Mikel Landa Withdraws From 2026 Giro d'Italia — Follow-Up Scans Reveal A Pelvic Fracture Missed In The Itzulia Race-Doctor Car Collision Twenty-Three Days Earlier
The Giro d'Italia GC field has lost a second podium-class contender in twenty-four hours. Soudal Quick-Step announced on Tuesday afternoon that 36-year-old Basque climber Mikel Landa will not start the 2026 Giro d'Italia after follow-up scans at the Asepeyo clinic in Vitoria revealed a pelvic fracture sustained in the team-car collision that ended his Itzulia Basque Country race on 5 April. The injury — missed in the immediate post-crash imaging at the Hospital de Galdakao — will require a further four to six weeks of bone-loading-restricted rehabilitation, ruling out any May racing.
The crash itself was already controversial. Landa was struck by a race-organisation medical car on the descent of the Itzulia Basque Country's stage 2 between Salinas de Léniz and Vitoria-Gasteiz, the Spaniard going down at roughly 47 km/h after the vehicle — reportedly attempting to overtake a small group of dropped riders — clipped his rear wheel. Initial X-rays at Galdakao identified soft-tissue trauma to his right hip and a deep haematoma along the iliac crest, but cleared him of bony injury. Landa returned to training nine days later under a "no-impact, low-watt" protocol, and the team had publicly committed to his Giro start as recently as last Wednesday.

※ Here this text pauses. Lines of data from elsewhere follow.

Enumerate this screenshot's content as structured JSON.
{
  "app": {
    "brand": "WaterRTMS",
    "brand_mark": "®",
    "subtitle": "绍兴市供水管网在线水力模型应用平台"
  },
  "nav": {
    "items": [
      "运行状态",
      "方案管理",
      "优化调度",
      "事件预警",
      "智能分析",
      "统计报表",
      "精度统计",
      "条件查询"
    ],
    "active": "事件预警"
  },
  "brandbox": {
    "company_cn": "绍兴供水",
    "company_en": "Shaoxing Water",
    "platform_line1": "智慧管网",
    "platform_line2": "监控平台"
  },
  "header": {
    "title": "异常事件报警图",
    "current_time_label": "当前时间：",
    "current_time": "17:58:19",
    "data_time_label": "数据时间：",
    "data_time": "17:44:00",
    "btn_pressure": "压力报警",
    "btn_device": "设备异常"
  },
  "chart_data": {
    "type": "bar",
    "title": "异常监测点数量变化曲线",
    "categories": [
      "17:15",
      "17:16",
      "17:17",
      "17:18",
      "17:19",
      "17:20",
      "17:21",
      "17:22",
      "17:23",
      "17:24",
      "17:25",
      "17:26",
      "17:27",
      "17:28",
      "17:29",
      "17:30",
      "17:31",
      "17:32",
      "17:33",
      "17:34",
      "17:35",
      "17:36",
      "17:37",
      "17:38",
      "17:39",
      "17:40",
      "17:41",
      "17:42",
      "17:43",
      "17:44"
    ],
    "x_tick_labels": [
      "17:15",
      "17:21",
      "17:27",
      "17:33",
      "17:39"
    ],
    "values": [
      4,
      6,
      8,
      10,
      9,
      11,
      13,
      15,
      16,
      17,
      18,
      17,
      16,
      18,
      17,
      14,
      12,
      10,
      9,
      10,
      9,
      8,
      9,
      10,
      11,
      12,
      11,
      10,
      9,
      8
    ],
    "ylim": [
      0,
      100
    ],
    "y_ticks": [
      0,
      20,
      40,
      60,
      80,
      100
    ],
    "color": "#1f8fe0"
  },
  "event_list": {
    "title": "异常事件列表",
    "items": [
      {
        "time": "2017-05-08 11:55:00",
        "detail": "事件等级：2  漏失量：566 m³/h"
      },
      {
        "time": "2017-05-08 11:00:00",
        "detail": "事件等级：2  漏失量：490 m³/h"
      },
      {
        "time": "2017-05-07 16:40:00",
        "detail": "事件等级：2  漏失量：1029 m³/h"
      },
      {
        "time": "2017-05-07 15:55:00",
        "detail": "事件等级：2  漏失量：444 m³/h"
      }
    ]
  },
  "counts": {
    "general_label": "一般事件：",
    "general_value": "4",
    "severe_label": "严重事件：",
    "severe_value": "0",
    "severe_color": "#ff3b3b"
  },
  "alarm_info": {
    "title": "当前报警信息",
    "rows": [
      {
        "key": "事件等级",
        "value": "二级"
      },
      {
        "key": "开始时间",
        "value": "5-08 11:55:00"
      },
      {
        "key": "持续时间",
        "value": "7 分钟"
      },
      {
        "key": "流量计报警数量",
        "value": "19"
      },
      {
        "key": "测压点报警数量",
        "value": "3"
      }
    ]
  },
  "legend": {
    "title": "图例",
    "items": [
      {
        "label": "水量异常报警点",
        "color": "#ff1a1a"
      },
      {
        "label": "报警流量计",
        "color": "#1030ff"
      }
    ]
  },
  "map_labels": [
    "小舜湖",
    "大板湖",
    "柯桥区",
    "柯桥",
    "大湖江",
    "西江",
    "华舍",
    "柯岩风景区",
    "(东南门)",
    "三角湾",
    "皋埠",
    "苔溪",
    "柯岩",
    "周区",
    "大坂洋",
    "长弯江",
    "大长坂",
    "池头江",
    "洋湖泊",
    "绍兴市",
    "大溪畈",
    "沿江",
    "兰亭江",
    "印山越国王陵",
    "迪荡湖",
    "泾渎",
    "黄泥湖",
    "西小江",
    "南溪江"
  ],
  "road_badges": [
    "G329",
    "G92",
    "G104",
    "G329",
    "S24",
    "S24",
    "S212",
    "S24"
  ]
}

The follow-up imaging was ordered after Landa reported persistent left-side groin pain on a 200-watt endurance ride at the team's training camp in Calpe over the weekend. A high-resolution MRI on Monday morning identified a non-displaced sacral ala fracture, partly healed, on the contralateral side of the original impact. Soudal Quick-Step team doctor José Ramos confirmed in a statement that "the fracture has already begun to heal but will require a further period of recovery before bone-loading is medically prudent. Mikel will not race in May. We will reassess for the Vuelta a España in early August."
The withdrawal lands inside twenty-four hours of João Almeida's confirmed pull-out and rebuilds the GC top-ten in real time. Soudal Quick-Step had identified Landa as their primary GC card after Remco Evenepoel's move to Red Bull-Bora-Hansgrohe over the winter and had built a stage-hunter line-up around him with Mauri Vansevenant in support and Mauro Schmid on stage-win duty. With Landa out, the team confirms Mattia Cattaneo as opportunistic GC option (best result a 2023 fifth at Romandie) and Schmid as primary stage hunter, with the Italian's role oriented toward top-ten rather than podium ambitions.
The Itzulia incident is now the subject of a UCI investigation announced on 12 April, with the governing body confirming that race-organisation vehicle protocols will be reviewed. Landa, who lost a kidney in the 2017 Vuelta a España on a similar in-race crash, is the third UCI WorldTour rider hospitalised by an organisation vehicle in eighteen months, after Sepp Kuss's 2024 incident at Paris-Nice and Aleksandr Vlasov's 2025 collision at the Tour de Suisse. The CPA rider union called for a "wholesale audit of in-race vehicle deployment" in a statement on Tuesday, with vice-president Tao Geoghegan Hart describing the run of incidents as "professionally indefensible".
For the GC market, Landa's departure pulls another 18/1-and-shorter rider off the board within hours of Almeida's withdrawal, leaving Jonas Vingegaard — on Visma-Lease a Bike's first Giro start with the A-team — as the only sub-7/1 favourite for the maglia rosa. Giulio Pellizzari contracts to a hardened 7/1 after his Tour of the Alps performance, and Richard Carapaz firms to 12/1 with Jay Vine entering the second tier at 14/1 on his elevated UAE role. Adam Yates opens at 16/1, the longest a 2023 Giro runner-up has been priced at any pre-race market in the last decade.
Landa, now 36, has the Giro at the centre of his palmarès — second-place finishes in 2015 and 2017, fourth in 2017 and 2018, and the lifetime Giro KOM jersey in 2017. The 2026 race was widely understood inside the peloton to be his career farewell pivot, and he had spoken openly to Marca last month about wanting one more "honest GC fight" before retirement. Whether the Vuelta in August offers an equivalent opportunity is a question Soudal Quick-Step will not answer for another six weeks. For now, the message from the team's communications office in Brussels is straightforward: heal the bone, then assess.